Oxidative stress plays an important pathogenic role in hereditary hemochromatosis (HHC) and chronic hepatitis C virus infection (CHC). Several enzymes involved in the degradation of reactive oxidants and xenobiotics, such as glutathione S-transferase P1 (GSTP1) and manganese superoxide dismutase (MnSOD), reveal polymorphisms that affect their antioxidant capacity and may therefore modulate the progression to cirrhosis. Our objective was to establish the role of the functional polymorphisms of GSTP1 (codon 105 Ile-->Val) and MnSOD (codon 16 of precursor protein Ala-->Val) on the evolution of cirrhosis in patients with HHC and CHC.

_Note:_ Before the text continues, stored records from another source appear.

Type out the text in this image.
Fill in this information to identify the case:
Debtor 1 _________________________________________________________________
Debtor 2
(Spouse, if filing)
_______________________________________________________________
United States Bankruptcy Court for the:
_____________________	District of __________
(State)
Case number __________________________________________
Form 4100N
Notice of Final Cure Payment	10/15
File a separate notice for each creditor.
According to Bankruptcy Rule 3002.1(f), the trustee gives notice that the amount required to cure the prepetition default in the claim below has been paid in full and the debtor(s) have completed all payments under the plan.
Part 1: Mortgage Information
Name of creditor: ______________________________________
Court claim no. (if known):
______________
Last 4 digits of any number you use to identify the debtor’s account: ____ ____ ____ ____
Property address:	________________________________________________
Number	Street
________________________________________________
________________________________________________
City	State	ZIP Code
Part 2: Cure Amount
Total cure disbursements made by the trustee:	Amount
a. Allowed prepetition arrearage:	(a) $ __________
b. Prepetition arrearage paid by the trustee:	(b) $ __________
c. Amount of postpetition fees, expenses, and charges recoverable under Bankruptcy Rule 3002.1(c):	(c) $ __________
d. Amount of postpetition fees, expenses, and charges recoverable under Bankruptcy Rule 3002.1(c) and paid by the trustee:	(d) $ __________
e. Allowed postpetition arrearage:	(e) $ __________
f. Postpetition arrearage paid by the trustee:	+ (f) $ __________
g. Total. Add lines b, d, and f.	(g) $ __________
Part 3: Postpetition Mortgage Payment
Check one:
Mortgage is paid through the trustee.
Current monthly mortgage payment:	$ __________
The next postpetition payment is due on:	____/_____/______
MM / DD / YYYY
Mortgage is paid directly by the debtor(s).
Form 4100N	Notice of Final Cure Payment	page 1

One hundred seventy-two patients with HHC who were homozygous for the C282Y mutation and 285 patients with CHC underwent liver biopsy and genotyping for the GSTP1 and MnSOD polymorphisms.


In HHC, the GSTP1 Val/Val genotype was more common in patients with than in those without cirrhosis (14.8% vs 2.1%, P = .009), whereas the distribution of MnSOD variants was not different. Logistic regression analysis identified GSTP1 Val/Val genotype, serum ferritin level, male sex, and age as independent predictors for the presence of cirrhosis. The odds ratio for the GSTP1 Val/Val genotype for the development of cirrhosis was 3.85 (95% confidence interval, 1.18-12.62; P = .03). However, in patients with CHC, the GSTP1 and MnSOD genotypes were not associated with cirrhosis.


Cirrhosis is more likely to develop in C282Y homozygotes with the GSTP1 Val/Val genotype than in those with non-Val/Val genotypes, which in part explains the variable phenotypic expression of HHC and highlights the central role of oxidative stress in its pathogenesis.